Taman Tiga Menara terdiri dari tiga miniatur bangunan Tujuh Keajaiban Dunia (Seven Wonders) yakni Menara Pisa, Menara Eiffel dan Patung Liberty. Menara dibuat sedetail mungkin dengan ornamen dan skala ukurannya menyerupai aslinya. Bupati Boyolali sempat menjelaskan, ikon baru itu diharapkan bisa menjadi tempat publik yang mampu memunculkan ide-ide masyarakat Boyolali.
Sebenarnya nggak ada salahnya sih, hanya saja saya merasa merasa kurang sreg dengan tiga menara itu. Boyolali ini banyak sekali ciri khasnya. Kenapa tidak mengangkat kekhasan daerah setempat saja untuk dijadikan monumen. Kalau bukan dari Boyolali, bisa saja mengambil kekhasan dari berbagai daerah di Indonesia. Kenapa harus dari luar negeri yang menjadi acuan? Kenapa harus tiga menara itu yang dibuat replika? Apa yang pemerintah coba sampaikan dengan tiga menara yang warga mungkin asing bagi warganya itu? Benar-benar tidak habis pikir.

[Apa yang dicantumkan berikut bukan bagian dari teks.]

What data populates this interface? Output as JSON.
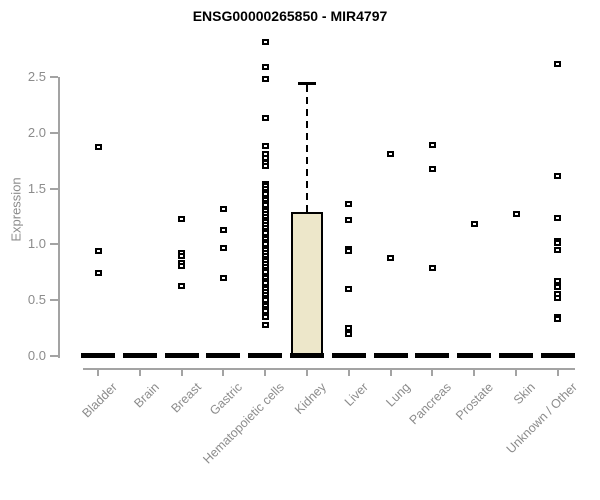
{
  "chart_data": {
    "type": "boxplot",
    "title": "ENSG00000265850 - MIR4797",
    "xlabel": "",
    "ylabel": "Expression",
    "ylim": [
      0,
      2.85
    ],
    "grid": false,
    "legend": "none",
    "marker": "open-square",
    "yticks": [
      {
        "label": "0.0",
        "value": 0.0
      },
      {
        "label": "0.5",
        "value": 0.5
      },
      {
        "label": "1.0",
        "value": 1.0
      },
      {
        "label": "1.5",
        "value": 1.5
      },
      {
        "label": "2.0",
        "value": 2.0
      },
      {
        "label": "2.5",
        "value": 2.5
      }
    ],
    "groups": [
      {
        "label": "Bladder",
        "median": 0.0,
        "points": [
          1.87,
          0.94,
          0.74
        ]
      },
      {
        "label": "Brain",
        "median": 0.0,
        "points": []
      },
      {
        "label": "Breast",
        "median": 0.0,
        "points": [
          1.23,
          0.92,
          0.9,
          0.83,
          0.81,
          0.63
        ]
      },
      {
        "label": "Gastric",
        "median": 0.0,
        "points": [
          1.32,
          1.13,
          0.97,
          0.7
        ]
      },
      {
        "label": "Hematopoietic cells",
        "median": 0.0,
        "points": [
          2.81,
          2.59,
          2.48,
          2.13,
          1.88,
          1.81,
          1.77,
          1.73,
          1.7,
          1.54,
          1.52,
          1.5,
          1.47,
          1.45,
          1.42,
          1.4,
          1.37,
          1.35,
          1.32,
          1.3,
          1.27,
          1.25,
          1.22,
          1.2,
          1.17,
          1.15,
          1.12,
          1.1,
          1.07,
          1.05,
          1.02,
          1.0,
          0.97,
          0.95,
          0.92,
          0.9,
          0.87,
          0.85,
          0.82,
          0.8,
          0.77,
          0.75,
          0.72,
          0.7,
          0.67,
          0.65,
          0.62,
          0.6,
          0.57,
          0.55,
          0.52,
          0.5,
          0.47,
          0.45,
          0.42,
          0.4,
          0.37,
          0.35,
          0.28
        ]
      },
      {
        "label": "Kidney",
        "median": 0.0,
        "points": [],
        "box": {
          "bottom": 0.0,
          "top": 1.29,
          "whisker_top": 2.45
        }
      },
      {
        "label": "Liver",
        "median": 0.0,
        "points": [
          1.36,
          1.22,
          0.96,
          0.94,
          0.6,
          0.25,
          0.2
        ]
      },
      {
        "label": "Lung",
        "median": 0.0,
        "points": [
          1.81,
          0.88
        ]
      },
      {
        "label": "Pancreas",
        "median": 0.0,
        "points": [
          1.89,
          1.68,
          0.79
        ]
      },
      {
        "label": "Prostate",
        "median": 0.0,
        "points": [
          1.18
        ]
      },
      {
        "label": "Skin",
        "median": 0.0,
        "points": [
          1.27
        ]
      },
      {
        "label": "Unknown / Other",
        "median": 0.0,
        "points": [
          2.62,
          1.61,
          1.24,
          1.03,
          1.01,
          0.95,
          0.67,
          0.62,
          0.56,
          0.52,
          0.35,
          0.33
        ]
      }
    ],
    "colors": {
      "box_fill": "#EDE7CA",
      "box_border": "#000000",
      "point_border": "#000000",
      "point_fill": "#FFFFFF",
      "median_line": "#000000",
      "axis_line": "#A3A3A3",
      "tick_text": "#8C8C8C",
      "title_text": "#000000"
    }
  }
}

Tidak hanya tiga menara yang menyontek bentuk bangunan dari luar negeri. Boyolali juga punya monumen menyerupai Taj Mahal, Spix, dan Piramid. Letak monumen itu berada di Simpang Solidaritas Boyolali di Kecamatan Mojosongo. Seperti namanya, simpang ini sebenarnya ingin menunjukkan nilai solidaritas antar umat beragama yang selama ini dijunjung tinggi oleh warga Boyolali. Itu mengapa di simpang itu juga ada replika Candi Borobudur.
Menurut saya ya, menggambarkan solidaritas antar umat beragama dapat digambarkan dalam banyak hal. Tidak melulu harus mencontoh bangunan ikonik daerah lain. Heran, kabupaten ini jadi tidak punya identitasnya sendiri.